“I was looking to music to find something that meant something to me as a mixed race kid living in a completely white world with white brothers listening to Bill Haley and The Inkspots,” says Pauline Black who grew up as Pauline Vickers in the white working class town of 60s Romford.
“The Supremes provided that first something,” she says. “I saw them performing ‘Baby Love’ on Ready Steady Go’s Motown special in 1965. Then I heard Aretha Franklin singing ‘Respect’ on Radio Caroline in ’67, and then I saw Marsha Hunt in the musical Hair in ’68 and they all made me feel like I wasn’t isolated, that there was a life out there for me. And then there was Stevie Wonder. He really woke me up, because he showed me that you could be that good and keep moving forward and developing your own style. He gave me a path, because there is a sense that you can’t be what you can’t see.
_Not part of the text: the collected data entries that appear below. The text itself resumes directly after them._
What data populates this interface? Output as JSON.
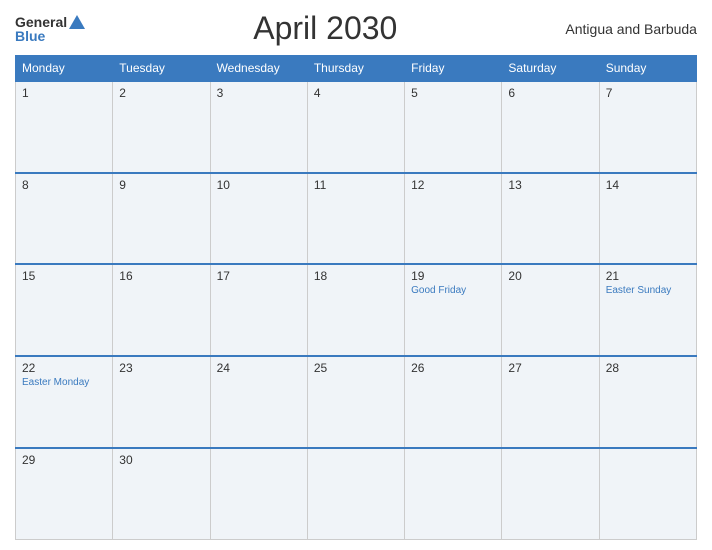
{
  "header": {
    "logo_general": "General",
    "logo_blue": "Blue",
    "title": "April 2030",
    "country": "Antigua and Barbuda"
  },
  "calendar": {
    "weekdays": [
      "Monday",
      "Tuesday",
      "Wednesday",
      "Thursday",
      "Friday",
      "Saturday",
      "Sunday"
    ],
    "rows": [
      [
        {
          "day": "1",
          "holiday": ""
        },
        {
          "day": "2",
          "holiday": ""
        },
        {
          "day": "3",
          "holiday": ""
        },
        {
          "day": "4",
          "holiday": ""
        },
        {
          "day": "5",
          "holiday": ""
        },
        {
          "day": "6",
          "holiday": ""
        },
        {
          "day": "7",
          "holiday": ""
        }
      ],
      [
        {
          "day": "8",
          "holiday": ""
        },
        {
          "day": "9",
          "holiday": ""
        },
        {
          "day": "10",
          "holiday": ""
        },
        {
          "day": "11",
          "holiday": ""
        },
        {
          "day": "12",
          "holiday": ""
        },
        {
          "day": "13",
          "holiday": ""
        },
        {
          "day": "14",
          "holiday": ""
        }
      ],
      [
        {
          "day": "15",
          "holiday": ""
        },
        {
          "day": "16",
          "holiday": ""
        },
        {
          "day": "17",
          "holiday": ""
        },
        {
          "day": "18",
          "holiday": ""
        },
        {
          "day": "19",
          "holiday": "Good Friday"
        },
        {
          "day": "20",
          "holiday": ""
        },
        {
          "day": "21",
          "holiday": "Easter Sunday"
        }
      ],
      [
        {
          "day": "22",
          "holiday": "Easter Monday"
        },
        {
          "day": "23",
          "holiday": ""
        },
        {
          "day": "24",
          "holiday": ""
        },
        {
          "day": "25",
          "holiday": ""
        },
        {
          "day": "26",
          "holiday": ""
        },
        {
          "day": "27",
          "holiday": ""
        },
        {
          "day": "28",
          "holiday": ""
        }
      ],
      [
        {
          "day": "29",
          "holiday": ""
        },
        {
          "day": "30",
          "holiday": ""
        },
        {
          "day": "",
          "holiday": ""
        },
        {
          "day": "",
          "holiday": ""
        },
        {
          "day": "",
          "holiday": ""
        },
        {
          "day": "",
          "holiday": ""
        },
        {
          "day": "",
          "holiday": ""
        }
      ]
    ]
  }
}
You need to know there are opportunities open to you.”
Pauline Vickers fully grasped those opportunities in 1979, when she became Pauline Black, the front woman of Coventry two tone group The Selecter. Dressed in what became her signature black jacket, rude boy check shirt, black tie and grey fedora, she led the seven piece to success with a string of singles – 1979’s ‘On My Radio’, 1980’s ‘Three Minute Hero’ and ‘Missing Words’ – and two albums 1980’s Too Much Pressure which hit the Top 5 and 1981’s Celebrate The Bullet.
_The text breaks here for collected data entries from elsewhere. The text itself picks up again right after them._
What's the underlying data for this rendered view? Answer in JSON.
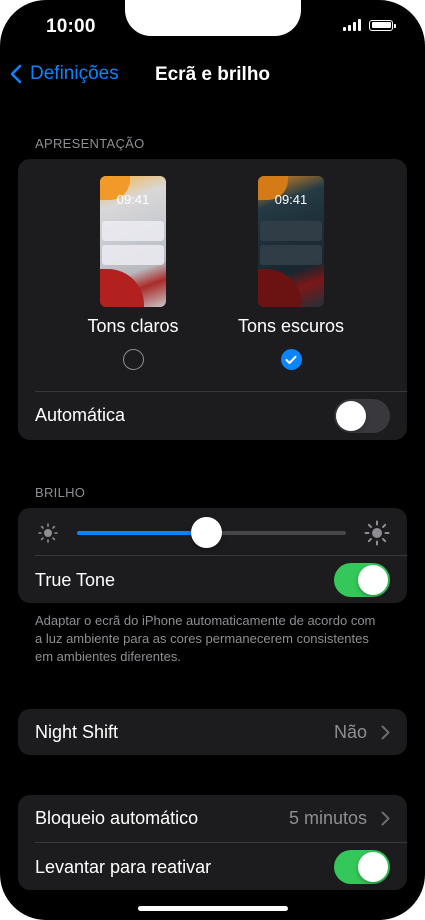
{
  "status_bar": {
    "time": "10:00"
  },
  "nav": {
    "back_label": "Definições",
    "title": "Ecrã e brilho"
  },
  "appearance": {
    "header": "APRESENTAÇÃO",
    "light": {
      "label": "Tons claros",
      "clock": "09:41",
      "selected": false
    },
    "dark": {
      "label": "Tons escuros",
      "clock": "09:41",
      "selected": true
    },
    "automatic": {
      "label": "Automática",
      "on": false
    }
  },
  "brightness": {
    "header": "BRILHO",
    "level_fraction": 0.48,
    "true_tone": {
      "label": "True Tone",
      "on": true
    },
    "footnote": "Adaptar o ecrã do iPhone automaticamente de acordo com a luz ambiente para as cores permanecerem consistentes em ambientes diferentes."
  },
  "night_shift": {
    "label": "Night Shift",
    "value": "Não"
  },
  "lock": {
    "auto_lock": {
      "label": "Bloqueio automático",
      "value": "5 minutos"
    },
    "raise_to_wake": {
      "label": "Levantar para reativar",
      "on": true
    }
  },
  "colors": {
    "accent": "#0a84ff",
    "toggle_on": "#34c759",
    "cell_bg": "#1c1c1e",
    "secondary_text": "#8e8e93"
  }
}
When the group split the following year, she recorded a single ‘Pirates Of The Airwaves’ with Lynval Golding and Neville Staples’ post Fun Boy 3 band, Sunday Best. She then helmed a one-woman show Let Them Call It Jazz, played Billie Holiday on stage in the play All Or Nothing At All, which she won a Time Out Award for Best Actress in 1991, then reformed a reconfigured Selecter later that same year. She reunited another line-up in 2010, published her autobiography Black By Design in 2011 and last month issued The Selecter’s 13th album Daylight.